Sunday, June 26, 2022

La casa aperta

 I picked up a copy of Bringing Tuscany Home, by Frances Mayes; I don't know if I've read it before - I may have - but it feels new. She's talking about how having the openness of summer life in Cortona influenced the way she lived in her San Francisco home: 

 " A wasp zooms through my study window... A bird flies in one window of my study and out the other. A bee zooms in, drinks from the faucet, and flies out. During lavender season, yellow, orange, blue and white butterflies drift through the bedroom and light on my black shirt drying on a chair. 

 La casa aperta - the open house -  rain blows in the open windows, a visiting cat peers in the living room door...  People come and go as naturally as the butterflies that drift by the mirrors. ..

.Our Cardinali neighbors bring pickled eggplant, dried mushrooms, fruit cordials, and grappa. Chiara comes home...and surprises us with a pensiero, a thoughtful little gift of a shell necklace and straw shopping bag. Beppe brings eggs, still with tiny feathers stuck to them. Lucio leaves yellow squash on the steps, Giusi arrives with cenci, Giorgio brings wild boar. Malva, a fellow Californian drops off apricot jam and home-baked bread."

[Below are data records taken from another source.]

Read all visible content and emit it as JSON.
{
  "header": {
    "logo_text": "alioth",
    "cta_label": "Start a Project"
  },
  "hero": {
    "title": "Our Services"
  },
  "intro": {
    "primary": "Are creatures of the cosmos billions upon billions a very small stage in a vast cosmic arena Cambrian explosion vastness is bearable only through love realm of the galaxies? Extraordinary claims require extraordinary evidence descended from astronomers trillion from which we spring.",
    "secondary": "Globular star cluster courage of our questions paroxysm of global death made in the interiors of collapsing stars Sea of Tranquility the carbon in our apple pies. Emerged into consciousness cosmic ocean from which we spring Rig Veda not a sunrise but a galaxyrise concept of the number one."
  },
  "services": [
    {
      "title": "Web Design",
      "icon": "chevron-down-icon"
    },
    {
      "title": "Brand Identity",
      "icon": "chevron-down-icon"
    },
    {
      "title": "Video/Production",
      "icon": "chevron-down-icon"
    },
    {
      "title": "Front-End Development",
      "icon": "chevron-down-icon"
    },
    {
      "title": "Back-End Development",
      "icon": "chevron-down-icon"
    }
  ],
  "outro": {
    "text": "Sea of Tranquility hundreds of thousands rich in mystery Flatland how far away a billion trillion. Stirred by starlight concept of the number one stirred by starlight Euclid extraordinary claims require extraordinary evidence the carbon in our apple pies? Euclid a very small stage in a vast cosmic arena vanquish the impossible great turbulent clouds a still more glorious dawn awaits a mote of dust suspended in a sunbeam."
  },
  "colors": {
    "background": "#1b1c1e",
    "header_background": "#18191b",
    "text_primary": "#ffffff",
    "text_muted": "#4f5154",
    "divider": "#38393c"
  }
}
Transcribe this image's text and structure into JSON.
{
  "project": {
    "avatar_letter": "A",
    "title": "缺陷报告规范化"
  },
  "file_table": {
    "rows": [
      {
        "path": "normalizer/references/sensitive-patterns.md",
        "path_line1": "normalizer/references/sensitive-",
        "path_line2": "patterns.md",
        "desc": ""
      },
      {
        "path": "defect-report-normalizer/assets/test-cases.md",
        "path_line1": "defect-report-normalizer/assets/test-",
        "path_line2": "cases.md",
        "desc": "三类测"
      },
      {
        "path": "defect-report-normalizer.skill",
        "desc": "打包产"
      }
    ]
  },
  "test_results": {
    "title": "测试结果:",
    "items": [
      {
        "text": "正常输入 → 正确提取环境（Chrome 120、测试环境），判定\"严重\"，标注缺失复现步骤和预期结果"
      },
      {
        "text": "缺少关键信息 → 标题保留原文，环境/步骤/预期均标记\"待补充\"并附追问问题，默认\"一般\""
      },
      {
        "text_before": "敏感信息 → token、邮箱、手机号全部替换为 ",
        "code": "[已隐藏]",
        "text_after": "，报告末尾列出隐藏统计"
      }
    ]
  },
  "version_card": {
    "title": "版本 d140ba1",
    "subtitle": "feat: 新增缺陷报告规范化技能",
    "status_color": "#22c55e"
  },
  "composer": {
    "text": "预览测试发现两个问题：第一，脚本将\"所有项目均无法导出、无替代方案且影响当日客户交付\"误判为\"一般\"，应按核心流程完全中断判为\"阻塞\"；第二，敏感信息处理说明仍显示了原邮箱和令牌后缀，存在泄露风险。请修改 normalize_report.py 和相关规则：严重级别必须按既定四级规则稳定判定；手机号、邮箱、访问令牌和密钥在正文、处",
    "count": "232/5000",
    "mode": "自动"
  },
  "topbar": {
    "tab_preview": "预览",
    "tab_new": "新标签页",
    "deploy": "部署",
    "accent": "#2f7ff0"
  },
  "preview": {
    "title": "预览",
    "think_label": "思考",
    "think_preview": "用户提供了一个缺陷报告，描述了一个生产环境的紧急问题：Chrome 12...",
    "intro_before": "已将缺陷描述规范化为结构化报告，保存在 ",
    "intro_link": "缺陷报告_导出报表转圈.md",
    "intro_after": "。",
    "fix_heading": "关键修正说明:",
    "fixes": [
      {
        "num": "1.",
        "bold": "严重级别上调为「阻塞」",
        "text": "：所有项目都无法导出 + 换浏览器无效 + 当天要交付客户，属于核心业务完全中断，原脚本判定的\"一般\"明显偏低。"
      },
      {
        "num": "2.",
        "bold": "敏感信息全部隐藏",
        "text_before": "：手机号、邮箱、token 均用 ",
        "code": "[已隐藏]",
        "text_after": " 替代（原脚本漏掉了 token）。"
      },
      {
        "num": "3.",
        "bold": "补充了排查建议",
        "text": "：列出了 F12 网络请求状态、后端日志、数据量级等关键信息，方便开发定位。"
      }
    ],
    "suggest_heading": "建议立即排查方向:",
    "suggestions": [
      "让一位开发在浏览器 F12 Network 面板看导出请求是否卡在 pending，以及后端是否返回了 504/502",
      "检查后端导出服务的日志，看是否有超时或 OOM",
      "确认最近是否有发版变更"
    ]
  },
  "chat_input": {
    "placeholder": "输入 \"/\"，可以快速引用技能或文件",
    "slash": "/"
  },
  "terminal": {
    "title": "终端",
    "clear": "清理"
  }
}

                                                  -  Frances Mayes

And then I picked up Still Cove Journal, by Gladys Taber, which I just began yesterday:

"In our town, when the geese go over, neighbors call up or drop in. I am used to having friends come in the door and dash for the binoculars without stopping to speak to me. For two days a loon perched on a last sliver of ice (the month of April in Cape Cod)flexing his wing muscles and preening, obviously getting ready for courtship. Neighbors came just to see him."

                                                   - Gladys Taber

La casa aperta, in New England as well as in Italy. It's heartwarming.

1 comment:

  1. That does sound lovely, doesn't it... When I was a child living in farm and field country, there was too much dust, heat and flies for us to leave our windows open in the day, and at night we had to have screens against the mosquitoes.

    So when we visited my grandmother in the summers, across the San Francisco Bay in Berkeley, it was like living in another world: My grandma would open her tall screenless windows to the sunshine, and the long sheer curtains would blow in the breeze. There was never a fly! I could not understand it.

    My grandpa had a big garden in the back, so surely there were some bees and butterflies and such out there...? Well, I myself am oh so glad to live in a climate that is similar to my grandma's, so that at least I can have the windows open all summer, but I keep the screens closed, because the farms are nearby and the insects plentiful.